Hechos de los Apóstoles 1:8
Un testigo no debe contar nada más que aquello que ha visto, oído y experimentado. Nuestro llamado no es el de ser expertos en un tema, sino compartir nuestra experiencia personal con el Señor. Tu testimonio es una de las armas más poderosas que tienes para dar testimonio ante quienes aún no conocen a Cristo. Nadie puede refutar lo que tú mismo has vivido. En el capítulo 26 del libro de los Hechos, puedes leer cómo Pablo testificó ante el rey Agripa sobre cómo fue salvo por la gracia de Dios.
Su testimonio tiene tres puntos: Primero, cómo era su vida antes de ser salvo (Hechos 26:2–11). En segundo lugar, cómo fue salvo (Hechos 26:12–18). Y en tercer lugar, cómo es su vida ahora, después de haber sido salvo (Hechos 26:19–23).
De esta manera tú también puedes estructurar tu propio testimonio. Escríbelo en un máximo de trescientas palabras. Evita los tecnicismos religiosos y memorízalo con fe. Una vez que lo hayas hecho, verás cómo el 50 por ciento del temor a testificar desaparece. Y recuerda siempre: recibe la plenitud del Espíritu Santo y permite que su santo poder te guíe en tu labor de ganar hermosas almas para Dios.

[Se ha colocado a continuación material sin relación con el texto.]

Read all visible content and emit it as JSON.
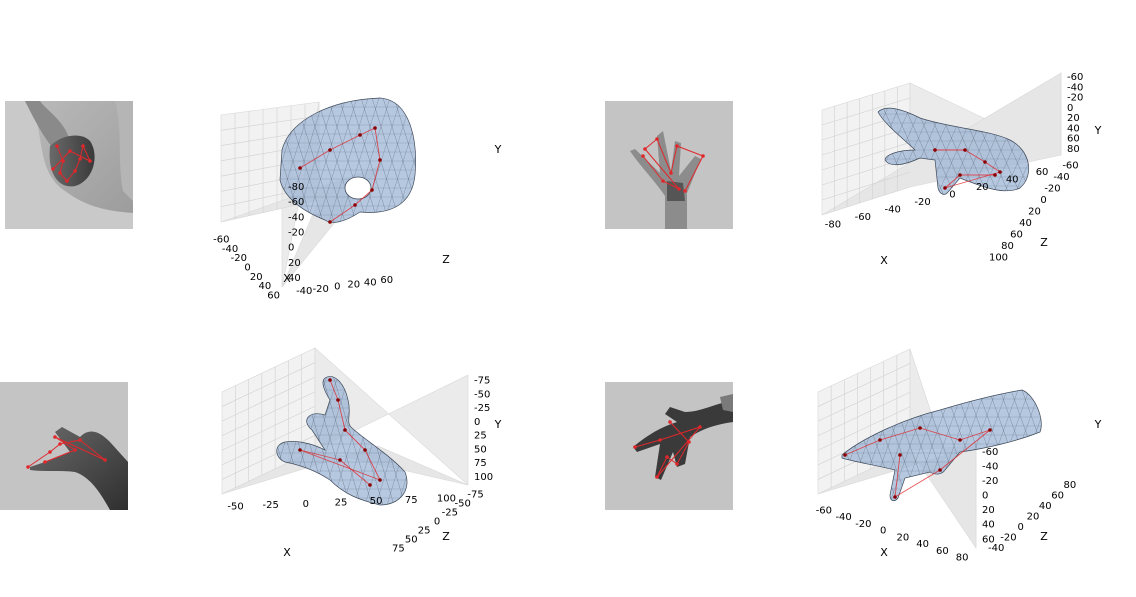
{
  "chart_data": [
    {
      "type": "scatter",
      "panel": "top-left",
      "xlabel": "X",
      "ylabel": "Y",
      "zlabel": "Z",
      "x_ticks": [
        "-60",
        "-40",
        "-20",
        "0",
        "20",
        "40",
        "60"
      ],
      "y_ticks": [
        "-80",
        "-60",
        "-40",
        "-20",
        "0",
        "20",
        "40"
      ],
      "z_ticks": [
        "-40",
        "-20",
        "0",
        "20",
        "40",
        "60"
      ],
      "y_axis_inverted": true
    },
    {
      "type": "scatter",
      "panel": "top-right",
      "xlabel": "X",
      "ylabel": "Y",
      "zlabel": "Z",
      "x_ticks": [
        "-80",
        "-60",
        "-40",
        "-20",
        "0",
        "20",
        "40",
        "60"
      ],
      "y_ticks": [
        "-60",
        "-40",
        "-20",
        "0",
        "20",
        "40",
        "60",
        "80"
      ],
      "z_ticks": [
        "-60",
        "-40",
        "-20",
        "0",
        "20",
        "40",
        "60",
        "80",
        "100"
      ],
      "y_axis_inverted": true
    },
    {
      "type": "scatter",
      "panel": "bottom-left",
      "xlabel": "X",
      "ylabel": "Y",
      "zlabel": "Z",
      "x_ticks": [
        "-50",
        "-25",
        "0",
        "25",
        "50",
        "75",
        "100"
      ],
      "y_ticks": [
        "-75",
        "-50",
        "-25",
        "0",
        "25",
        "50",
        "75",
        "100"
      ],
      "z_ticks": [
        "-75",
        "-50",
        "-25",
        "0",
        "25",
        "50",
        "75"
      ],
      "y_axis_inverted": true
    },
    {
      "type": "scatter",
      "panel": "bottom-right",
      "xlabel": "X",
      "ylabel": "Y",
      "zlabel": "Z",
      "x_ticks": [
        "-60",
        "-40",
        "-20",
        "0",
        "20",
        "40",
        "60",
        "80"
      ],
      "y_ticks": [
        "-60",
        "-40",
        "-20",
        "0",
        "20",
        "40",
        "60"
      ],
      "z_ticks": [
        "-40",
        "-20",
        "0",
        "20",
        "40",
        "60",
        "80"
      ],
      "y_axis_inverted": true
    }
  ],
  "colors": {
    "pane_light": "#f2f2f2",
    "pane_mid": "#e6e6e6",
    "pane_dark": "#ebebeb",
    "grid": "#d0d0d0",
    "mesh_fill": "#9db6d6",
    "mesh_edge": "#3f4a5a",
    "skeleton": "#e0282c",
    "joint": "#8b0000",
    "depth_bg": "#c4c4c4"
  },
  "icons": {
    "depth_thumbnail": "depth-map-hand-icon",
    "mesh": "hand-mesh-icon"
  }
}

La evangelización es la tarea más importante de la iglesia. Estadísticamente, el 95 por ciento de los cristianos nunca ha guiado a otra persona hacia la salvación. No todos tienen el ministerio de evangelistas, pero a todos se nos ha concedido participar en el «ministerio de la reconciliación» (2 Corintios 5:18). «El que gana almas es sabio». (Proverbios 11:30) Pide a Dios su divina sabiduría, y tú también prosperarás en esta hermosa misión.